Either of these would be a good option for near real time aggregation.
One further consideration to take into account is that as of the 2.4 release the aggregation framework returns a single document containing its results and is therefore limited to returning 16MB of data. In contrast, MongoDB map-reduce jobs have no such limitation and may output directly to a collection. In the upcoming 2.6 release of MongoDB, the aggregation framework will also gain the ability to output directly to a collection, using the new $out operator.
Based on the description of your use case, I would recommend using map-reduce as I assume you need to output more than 16MB of data. Also, note that after the first map-reduce run you may run incremental map-reduce jobs that run only on the data that is new/changed and merge the results into the existing output collection.

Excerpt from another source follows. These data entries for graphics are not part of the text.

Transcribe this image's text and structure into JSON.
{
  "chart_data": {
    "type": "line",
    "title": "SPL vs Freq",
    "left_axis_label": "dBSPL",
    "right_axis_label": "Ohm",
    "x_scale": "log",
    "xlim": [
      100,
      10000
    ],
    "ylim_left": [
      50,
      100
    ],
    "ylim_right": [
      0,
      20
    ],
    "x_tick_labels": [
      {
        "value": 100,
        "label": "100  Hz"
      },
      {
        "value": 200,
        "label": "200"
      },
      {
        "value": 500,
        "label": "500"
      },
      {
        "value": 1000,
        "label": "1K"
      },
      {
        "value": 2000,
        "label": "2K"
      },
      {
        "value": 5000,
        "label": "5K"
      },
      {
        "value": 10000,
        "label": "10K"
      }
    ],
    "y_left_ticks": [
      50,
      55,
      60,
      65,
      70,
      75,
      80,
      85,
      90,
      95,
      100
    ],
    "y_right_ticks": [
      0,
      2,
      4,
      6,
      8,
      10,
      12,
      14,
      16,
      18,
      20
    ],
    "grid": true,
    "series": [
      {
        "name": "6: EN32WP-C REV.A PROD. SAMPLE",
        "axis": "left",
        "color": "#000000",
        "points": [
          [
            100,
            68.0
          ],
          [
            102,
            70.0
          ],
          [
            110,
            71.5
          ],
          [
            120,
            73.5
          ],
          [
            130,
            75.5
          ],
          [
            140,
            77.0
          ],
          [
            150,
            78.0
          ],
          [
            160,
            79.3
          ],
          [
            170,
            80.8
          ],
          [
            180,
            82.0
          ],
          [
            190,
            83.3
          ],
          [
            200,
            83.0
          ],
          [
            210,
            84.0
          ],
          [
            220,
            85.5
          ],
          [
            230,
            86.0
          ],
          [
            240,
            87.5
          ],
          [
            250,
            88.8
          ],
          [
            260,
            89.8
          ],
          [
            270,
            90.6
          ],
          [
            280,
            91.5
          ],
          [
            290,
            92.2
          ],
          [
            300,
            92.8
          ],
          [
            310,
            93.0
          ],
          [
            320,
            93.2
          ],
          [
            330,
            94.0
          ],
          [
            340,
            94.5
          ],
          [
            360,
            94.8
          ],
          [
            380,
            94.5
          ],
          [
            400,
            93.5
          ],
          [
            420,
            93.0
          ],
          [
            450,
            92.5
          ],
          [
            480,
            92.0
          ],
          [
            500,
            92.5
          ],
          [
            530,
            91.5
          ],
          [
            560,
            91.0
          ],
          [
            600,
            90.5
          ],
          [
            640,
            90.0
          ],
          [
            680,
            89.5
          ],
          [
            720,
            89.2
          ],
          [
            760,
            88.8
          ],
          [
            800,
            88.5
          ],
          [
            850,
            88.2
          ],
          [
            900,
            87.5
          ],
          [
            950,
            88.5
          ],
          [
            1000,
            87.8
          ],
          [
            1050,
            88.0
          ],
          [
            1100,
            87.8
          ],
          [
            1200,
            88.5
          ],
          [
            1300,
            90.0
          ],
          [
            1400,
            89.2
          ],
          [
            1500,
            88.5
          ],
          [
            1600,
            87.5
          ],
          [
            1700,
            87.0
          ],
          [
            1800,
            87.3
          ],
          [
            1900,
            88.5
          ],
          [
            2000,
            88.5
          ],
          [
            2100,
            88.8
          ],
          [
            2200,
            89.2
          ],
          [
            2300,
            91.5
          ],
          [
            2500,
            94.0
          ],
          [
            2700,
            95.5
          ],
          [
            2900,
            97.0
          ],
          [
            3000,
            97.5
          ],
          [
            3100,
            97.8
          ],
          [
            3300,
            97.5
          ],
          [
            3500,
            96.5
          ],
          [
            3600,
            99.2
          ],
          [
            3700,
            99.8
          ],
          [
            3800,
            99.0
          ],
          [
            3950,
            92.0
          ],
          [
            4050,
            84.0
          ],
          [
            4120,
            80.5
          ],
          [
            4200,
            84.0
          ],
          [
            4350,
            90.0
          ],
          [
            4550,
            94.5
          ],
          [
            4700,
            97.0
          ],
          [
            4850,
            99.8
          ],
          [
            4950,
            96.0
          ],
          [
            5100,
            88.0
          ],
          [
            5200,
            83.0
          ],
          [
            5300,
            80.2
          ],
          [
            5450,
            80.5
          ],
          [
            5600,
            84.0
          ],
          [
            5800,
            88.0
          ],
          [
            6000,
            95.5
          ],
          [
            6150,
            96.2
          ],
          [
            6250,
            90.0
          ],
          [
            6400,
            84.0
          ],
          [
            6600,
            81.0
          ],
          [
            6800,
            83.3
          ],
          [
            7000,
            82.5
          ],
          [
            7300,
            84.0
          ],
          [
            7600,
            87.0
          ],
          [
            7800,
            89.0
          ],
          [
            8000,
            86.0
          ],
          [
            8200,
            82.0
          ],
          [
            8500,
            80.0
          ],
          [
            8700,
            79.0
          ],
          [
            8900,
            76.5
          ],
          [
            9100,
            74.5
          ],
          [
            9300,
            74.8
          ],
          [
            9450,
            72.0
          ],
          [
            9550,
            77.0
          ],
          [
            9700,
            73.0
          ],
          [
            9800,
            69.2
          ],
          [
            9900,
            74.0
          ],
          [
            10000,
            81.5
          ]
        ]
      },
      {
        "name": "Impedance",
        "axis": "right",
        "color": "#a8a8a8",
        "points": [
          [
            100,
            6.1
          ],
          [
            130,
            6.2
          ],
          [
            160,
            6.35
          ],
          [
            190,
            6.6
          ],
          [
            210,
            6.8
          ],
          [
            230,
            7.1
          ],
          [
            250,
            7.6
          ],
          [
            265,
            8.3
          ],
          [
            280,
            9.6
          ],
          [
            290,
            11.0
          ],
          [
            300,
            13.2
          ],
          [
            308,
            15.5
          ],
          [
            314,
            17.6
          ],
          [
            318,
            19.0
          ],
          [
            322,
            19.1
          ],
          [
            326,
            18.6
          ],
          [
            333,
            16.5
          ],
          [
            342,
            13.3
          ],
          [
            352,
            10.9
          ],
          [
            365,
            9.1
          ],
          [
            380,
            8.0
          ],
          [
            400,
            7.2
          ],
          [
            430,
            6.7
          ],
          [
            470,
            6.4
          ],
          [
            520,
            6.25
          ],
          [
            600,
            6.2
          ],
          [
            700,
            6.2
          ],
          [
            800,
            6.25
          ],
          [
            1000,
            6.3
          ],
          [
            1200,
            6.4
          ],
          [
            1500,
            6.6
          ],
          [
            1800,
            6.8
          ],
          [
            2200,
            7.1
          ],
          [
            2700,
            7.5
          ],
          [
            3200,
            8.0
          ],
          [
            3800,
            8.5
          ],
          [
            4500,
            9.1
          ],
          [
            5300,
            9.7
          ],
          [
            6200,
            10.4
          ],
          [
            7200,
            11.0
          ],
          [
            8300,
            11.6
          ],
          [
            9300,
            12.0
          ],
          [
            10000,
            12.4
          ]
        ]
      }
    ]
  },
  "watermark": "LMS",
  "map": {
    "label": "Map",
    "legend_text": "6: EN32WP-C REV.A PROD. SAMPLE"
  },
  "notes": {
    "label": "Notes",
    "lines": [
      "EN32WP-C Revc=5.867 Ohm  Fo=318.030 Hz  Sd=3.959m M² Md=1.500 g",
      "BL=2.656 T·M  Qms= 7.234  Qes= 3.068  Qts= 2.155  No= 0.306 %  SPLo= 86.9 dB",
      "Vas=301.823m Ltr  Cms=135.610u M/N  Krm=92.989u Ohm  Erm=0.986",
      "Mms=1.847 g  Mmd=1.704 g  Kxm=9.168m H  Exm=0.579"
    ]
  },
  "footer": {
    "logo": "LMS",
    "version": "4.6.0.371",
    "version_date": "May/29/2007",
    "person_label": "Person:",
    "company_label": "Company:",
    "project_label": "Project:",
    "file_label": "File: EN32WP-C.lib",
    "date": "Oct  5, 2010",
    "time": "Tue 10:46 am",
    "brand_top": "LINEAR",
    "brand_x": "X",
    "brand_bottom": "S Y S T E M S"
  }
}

As you know, MongoDB doesn't support triggers, but you may easily implement triggers in the application by tailing the MongoDB oplog. This blog post and this SO post cover the topic well.

Mongodb concurrent map reduce

I have collection with events, indexed by time field. Can i run more then one incremental (with output merge to another collection) map-reduce job on it in parallel? (for example - on each five minutes)?
The JavaScript engine is single threaded per shard or mongod so even though you could schedule another MR to be run on the same computer I do not believe it will run until the current running MR is completed.
That being said I do think V8 allows for the con-currency features required for your question: http://jira.mongodb.org/browse/SERVER-2407 that is something I think you will want to watch.
Since the MongoDB 2.4 version, the V8 JavaScript engine became the default and it allows multiple JavaScript operations to execute at the same time.
So yes, you can execute several map reduce jobs concurrently in parallel.